Sometime back, there was a lot of hoopla about women driving in Saudi Arabia. Things have quieted down considerably but that doesn’t mean that the debate hasn’t continued. As a female expat, I’ve been on the fence about the issue ever since I first learned about it. Let’s get one thing out of the way, the debate no matter what people say, is not a religious one. It is completely cultural, if we can call it that. There is no verse in the Qur’an and no hadeeth from the sunnah that says that women are not permitted to drive. If I am wrong, I invite anyone to show me otherwise.
When I first came to Saudi Arabia six years ago, I didn’t care much about not being able to drive even though I’ve been driving since I was 16 years old. I didn’t know anyone and there weren’t that many places to go here in Yanbu, so I wasn’t in a hurry to drive. Then there was the arcade game people refer to as “driving.” A video game is the only other place people can drive like that and get away with it. For example, you rarely see people use signals. The no U-Turn sign is apparently a challenge because no one adheres to it. Red light? I laugh at your feeble attempts to stop me. And before the light turns green, people start driving and are so impatient they beep their horns because the cars in front of them are still stopped. And don’t get me started on the lines on the road. What are these “things” and why can’t I seem to stay in between them? So I thought, why would I want to share the road with these people? A road I must also share with kids that need a step stool to get in the car and sit on a pillow so they can see over the dashboard. So, for a good while I was in no hurry to drive.
But, let’s think about what they say about women driving. There are those who say that if women drive, it’ll promote and/or facilitate immorality. That is one of the silliest things I’ve ever heard. Do they think that women riding in the car with complete strangers promotes morality? How can men feel comfortable ultimately handing their women over to strange men? I am not a child and I actually had a driver propose to me. What the….? He had to be fired. Anyway, the potential for immorality is more likely in these situations than if women were driving themselves. Twice I’ve gotten in a car with a driver who was also driving others and I saw the same girl, if I can call her that, uncovered and obviously smoking. If her mother could drive her, would she be so quick to uncover and light up a cigarette? I think not. At the end of the day, where there’s a will, there’s a way. If someone wants to do something, no matter how many restrictions and roadblocks you put up, he/she will find a way to do it.

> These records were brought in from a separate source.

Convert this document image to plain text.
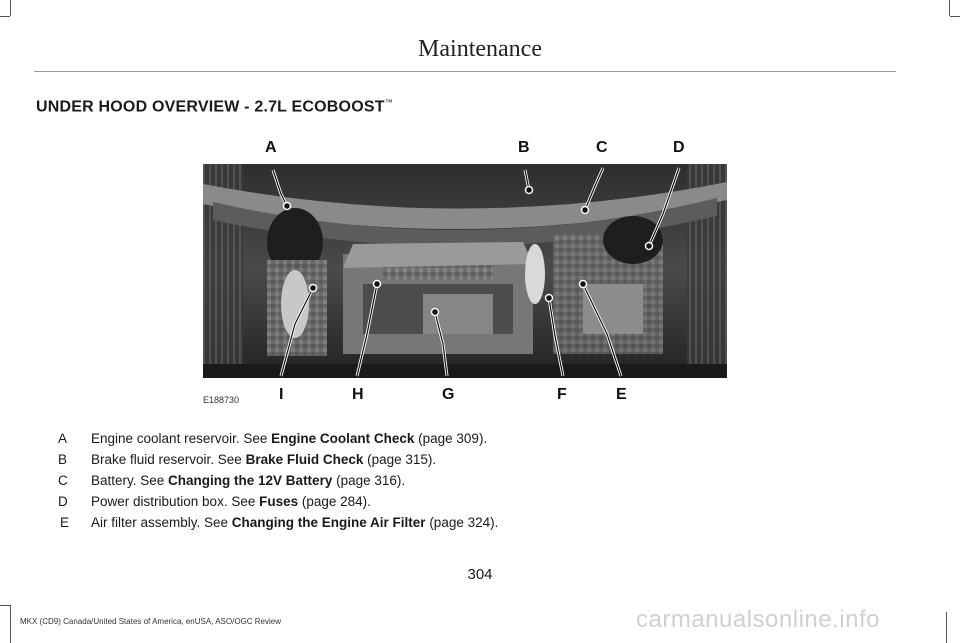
Maintenance
UNDER HOOD OVERVIEW - 2.7L ECOBOOST™
A	B	C	D
I	H	G	F	E
E188730
A	Engine coolant reservoir. See Engine Coolant Check (page 309).
B	Brake fluid reservoir. See Brake Fluid Check (page 315).
C	Battery. See Changing the 12V Battery (page 316).
D	Power distribution box. See Fuses (page 284).
E	Air filter assembly. See Changing the Engine Air Filter (page 324).
304
MKX (CD9) Canada/United States of America, enUSA, ASO/OGC Review	carmanualsonline.info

Considering these things, I started leaning toward wanting to drive while I’m here in KSA. I got sick of waiting, and I’m still waiting. Husbands, fathers, brothers, drivers, etc., are in complete control. We are dependent on them for simple things that don’t require a man. I always think about being home in the US and not having to ask anyone to take me anywhere, not having to wait to go somewhere. I get in the car and go. I don’t want to have to beg to go get groceries. I don’t want to beg to have someone take me to a friend’s. And I shouldn’t have to. I want to drive. Am I scared of the idea? Absolutely! With all the car accidents and some sick men out there, it is frightening. But how long can this last? At some point, things have to change. That’s just life. I hope to see the day when women can safely drive in Saudi Arabia with confidence.
What do you think?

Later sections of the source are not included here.